En particulier si les bases économiques du réformisme peuvent être considérablement sapées en période de crise, l’idéologie réformiste reste, y compris dans le mouvement social, un pôle d’attraction important (voir « Le réformisme, des organisations avant tout ? » de Sylvestre Jaffard). Le développement inégal de la conscience fait que l’État peut apparaître à la fois comme une institution de classe à une part croissante du mouvement, en même temps qu’il apparaît à une autre comme le principal levier pour modifier la situation. Même si les directions réformistes traditionnelles ont actuellement du mal à cristalliser cette audience potentielle tant leur mutation social-libérale est profonde, une partie de ces directions semble malgré tout avoir compris l’enjeu et semble, à une échelle de masse, revenir à l’offensive. Le principal danger serait de vouloir s’en démarquer a priori, ce qui équivaudrait à se couper de la majorité de la population, plutôt que de mener un combat politique permanent au sein du mouvement. Comme l’exprimait Daniel Bensaïd dans Stratégie et parti : « Pour des raisons historiques bien compréhensibles, nous sommes plutôt marqués par une défiance exacerbée envers le pouvoir. Nous nous vivons souvent comme une organisation de lutte antibureaucratique préventive, plutôt que comme une organisation de lutte pour la conquête du pouvoir. C’est pourtant là le premier problème. S’y attaquer sérieusement implique une mentalité politique majoritaire (pas au sens électoral du terme) : une mentalité de rassemblement, et non seulement de différenciation. Il existe une seconde nature « minoritaire » qui a ses vertus, mais qui peut aussi devenir un obstacle ».

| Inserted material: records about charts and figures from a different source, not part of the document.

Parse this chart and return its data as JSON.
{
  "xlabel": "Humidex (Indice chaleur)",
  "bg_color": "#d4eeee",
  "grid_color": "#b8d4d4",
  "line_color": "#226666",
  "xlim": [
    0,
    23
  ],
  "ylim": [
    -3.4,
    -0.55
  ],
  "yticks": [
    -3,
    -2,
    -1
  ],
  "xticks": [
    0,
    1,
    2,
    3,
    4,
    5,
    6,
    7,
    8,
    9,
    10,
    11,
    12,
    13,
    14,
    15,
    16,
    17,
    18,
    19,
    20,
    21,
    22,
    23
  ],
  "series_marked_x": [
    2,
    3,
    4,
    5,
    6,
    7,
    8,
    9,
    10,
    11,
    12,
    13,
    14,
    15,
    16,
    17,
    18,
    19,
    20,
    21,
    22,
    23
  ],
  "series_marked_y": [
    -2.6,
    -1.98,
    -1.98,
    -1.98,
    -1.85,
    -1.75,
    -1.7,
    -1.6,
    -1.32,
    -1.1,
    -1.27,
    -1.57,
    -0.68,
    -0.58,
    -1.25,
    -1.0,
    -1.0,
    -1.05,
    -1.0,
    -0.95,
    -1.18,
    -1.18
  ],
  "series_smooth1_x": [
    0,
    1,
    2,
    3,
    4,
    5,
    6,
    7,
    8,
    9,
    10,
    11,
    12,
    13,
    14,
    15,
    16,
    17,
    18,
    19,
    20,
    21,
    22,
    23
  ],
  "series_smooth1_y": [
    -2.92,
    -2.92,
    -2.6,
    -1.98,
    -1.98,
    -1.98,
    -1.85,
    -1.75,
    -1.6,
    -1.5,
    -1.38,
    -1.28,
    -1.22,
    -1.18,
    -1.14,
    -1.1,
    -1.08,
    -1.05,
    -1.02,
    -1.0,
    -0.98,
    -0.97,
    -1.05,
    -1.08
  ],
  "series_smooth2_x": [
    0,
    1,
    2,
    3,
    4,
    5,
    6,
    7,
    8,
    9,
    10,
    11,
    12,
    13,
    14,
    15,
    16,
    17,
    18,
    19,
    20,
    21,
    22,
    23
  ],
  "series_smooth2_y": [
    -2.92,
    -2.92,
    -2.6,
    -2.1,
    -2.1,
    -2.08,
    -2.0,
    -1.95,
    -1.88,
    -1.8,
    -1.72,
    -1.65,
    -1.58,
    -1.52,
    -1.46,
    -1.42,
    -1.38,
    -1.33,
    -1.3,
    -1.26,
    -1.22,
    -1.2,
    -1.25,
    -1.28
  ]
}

Un programme d’action anticapitaliste

Dans la période qui s’ouvre, les anticapitalistes pourront convaincre au sein du mouvement s’ils démontrent que la stratégie qu’ils proposent apparaît plus conséquente pour combattre la classe dirigeante. Ce que les directions réformistes bloquent, il faut le conquérir à la base. C’est dans ce contexte que la question de revendications transitoires appropriées, de même que la stratégie du contrôle ouvrier prennent leur sens : « on ne peut imaginer une crise nationale révolutionnaire, avec surgissement du jour au lendemain d’expériences massives d’auto-organisation, de contrôle et d’autogestion, sans un apprentissage préalable ; sans que le mouvement ouvrier ait conquis un espace de légitimité, reconquis des fonctions sociales quotidiennes, affirmé une autorité sociale et morale alternative à celle de l’État. Le parti révolutionnaire ne peut se réduire au parti de la grève générale ou de l’insurrection. Il y a certes le danger, toujours présent, de s’enfoncer dans l’assistanat, la gestion de la pénurie, le bénévolat... Mais quiconque postule sérieusement à diriger la nation pour surmonter une crise profonde de société ne peut se soustraire à cette épreuve » (Daniel Bensaïd).

Le NPA a dans cette situation de lourdes responsabilités, mais également des opportunités importantes. Le processus de fondation a démontré qu’une audience existait pour des perspectives anticapitalistes. L’absence d’une stratégie d’action lisible et donnant une cohésion au NPA fait que cette audience peine à se concrétiser. Relancer le processus de fondation pour forger cette stratégie doit être notre priorité.